A Falcon XY GTHO Phase III was sold at by Bonhams & Goodmans at auction for A$683,650 in March 2007. The car had just 40,000 km on the clock. The buyer of the car said it will be garaged, and that it won't be driven, but that he will be "keeping it as an investment". The sale price set a new auction record for Australian muscle cars. Whilst in June 2007 another Phase III sold for A$750,000. Shannons national auctions manger Christophe Boribon blames the global financial crisis for the collapse in values. "We reached an artificial high a couple of years ago but then the GFC hit. Now it is back to reality, " he said. "There is only a limited number of buyers out there for a car like that. "The car is a very rare car. The car is the holy grail of Australian muscle cars."Falcon GTHO Phase III
Price new 1971: $5300 Value 2007: $683,500 Value 2008: close to $1 million Value 2010: $331, 000
The Phase III GT is one of the few cars ever made that appreciated in value from the moment it left the dealership - even in 1975, four year old Phase IIIs were fetching prices equivalent to or higher than the on-road price of brand new XB GTs from Ford dealers.

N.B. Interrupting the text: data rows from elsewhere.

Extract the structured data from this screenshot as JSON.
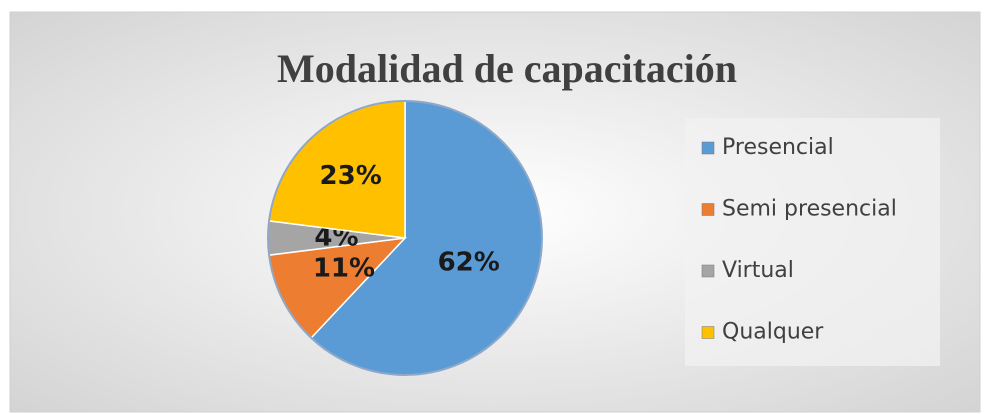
{
  "chart_data": {
    "type": "pie",
    "title": "Modalidad de capacitación",
    "categories": [
      "Presencial",
      "Semi presencial",
      "Virtual",
      "Qualquer"
    ],
    "values": [
      62,
      11,
      4,
      23
    ],
    "value_labels": [
      "62%",
      "11%",
      "4%",
      "23%"
    ],
    "colors": [
      "#5b9bd5",
      "#ed7d31",
      "#a5a5a5",
      "#ffc000"
    ],
    "legend": "right"
  }
}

The name of the car is often abbreviated to GTHO Phase III or even just Phase 3. Sometimes it is even referred to as a Hoey. It was also known as the Shaker because of the air intake scoop that protruded out of the bonnet and shook with the motion of the engine.
Of greatest significance, the Falcon GT-HO Phase III succeeded in an outright win at Bathurst in the 1971 Hardie-Ferodo 500 and also secured the 1973 Australian Touring Car Championship (ATCC) title; in both instances the cars were driven by Allan Moffat.

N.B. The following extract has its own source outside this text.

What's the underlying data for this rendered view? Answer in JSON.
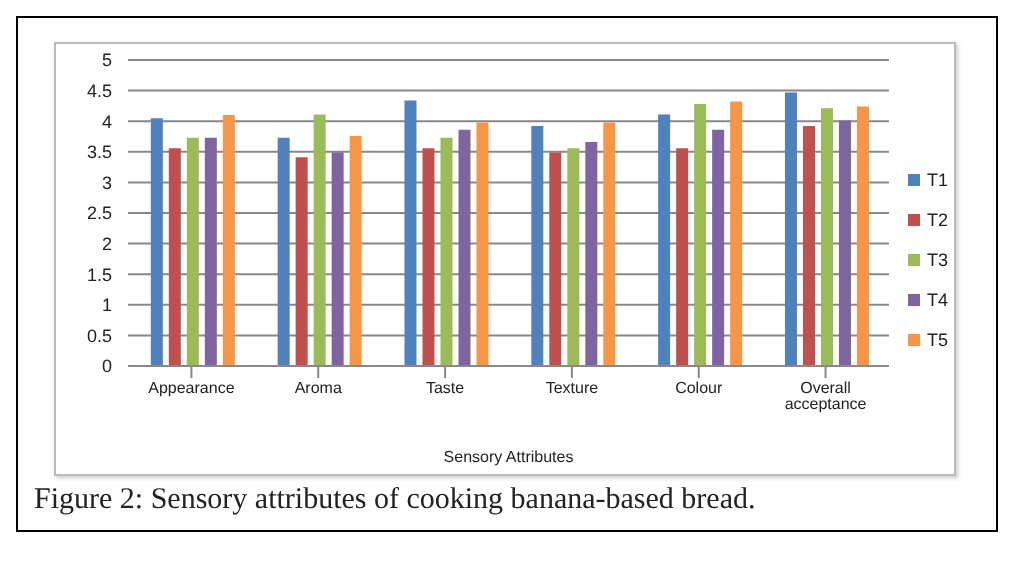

Moffat had great success with the Phase III in Australian production touring car racing where it scored many race wins from the latter half of 1971 through to 1973. One of the Phase IIIs driven by Moffat is now owned by Bowden's Own, an Australian car care products company. This particular example was a replacement vehicle fettled in September 1972, the original 1971 Bathurst winning car having been badly damaged at Adelaide International Raceway in the opening round of the 1972 Australian Manufacturers Championship; this particular GT-HO was subsequently driven to a number of victories by Moffat and enabled him to secure the overall 1973 ATCC honours:
- 1st 1972 Australian Manufacturers' Championship, Round 4, Phillip Island
- 1st 1972 Australian Manufacturers' Championship, Round 5, Surfers Paradise
- 1st 1973 Australian Touring Car Championship, Round 1, Symmons Plains
- 1st 1973 Australian Touring Car Championship, Round 2, Calder Park
- 1st 1973 Australian Touring Car Championship, Round 3, Sandown Park
- 1st 1973 Australian Touring Car Championship, Round 4, Wanneroo Park
- 1st 1973 Australian Touring Car Championship, Round 7, Oran Park
Successor to the GTHO Phase III
In 1972, the XY series Falcon was replaced by the XA Falcon range. Production of approximately 200 XA-based Falcon GT-HO Phase IV cars was originally scheduled to take place in June/July 1972, but this was terminated at 'the eleventh hour' due to what became known as "The Supercar scare". The Sun-Herald newspaper had run this as a front page lead article (with banner headline in large capital letters) on Sunday 25 June 1972: "160mph 'Super Cars' Soon". A copy of that front page is shown at the start of a Phase IV documentary.
Only one vehicle had been completed when production was cancelled. Three standard GTs were also at various stages of conversion into GT-HO race cars for the Bathurst 500 in October 1972. These four vehicles were later sold to specific individuals and/or dealers by Ford Australia. The Phase IV was never officially released.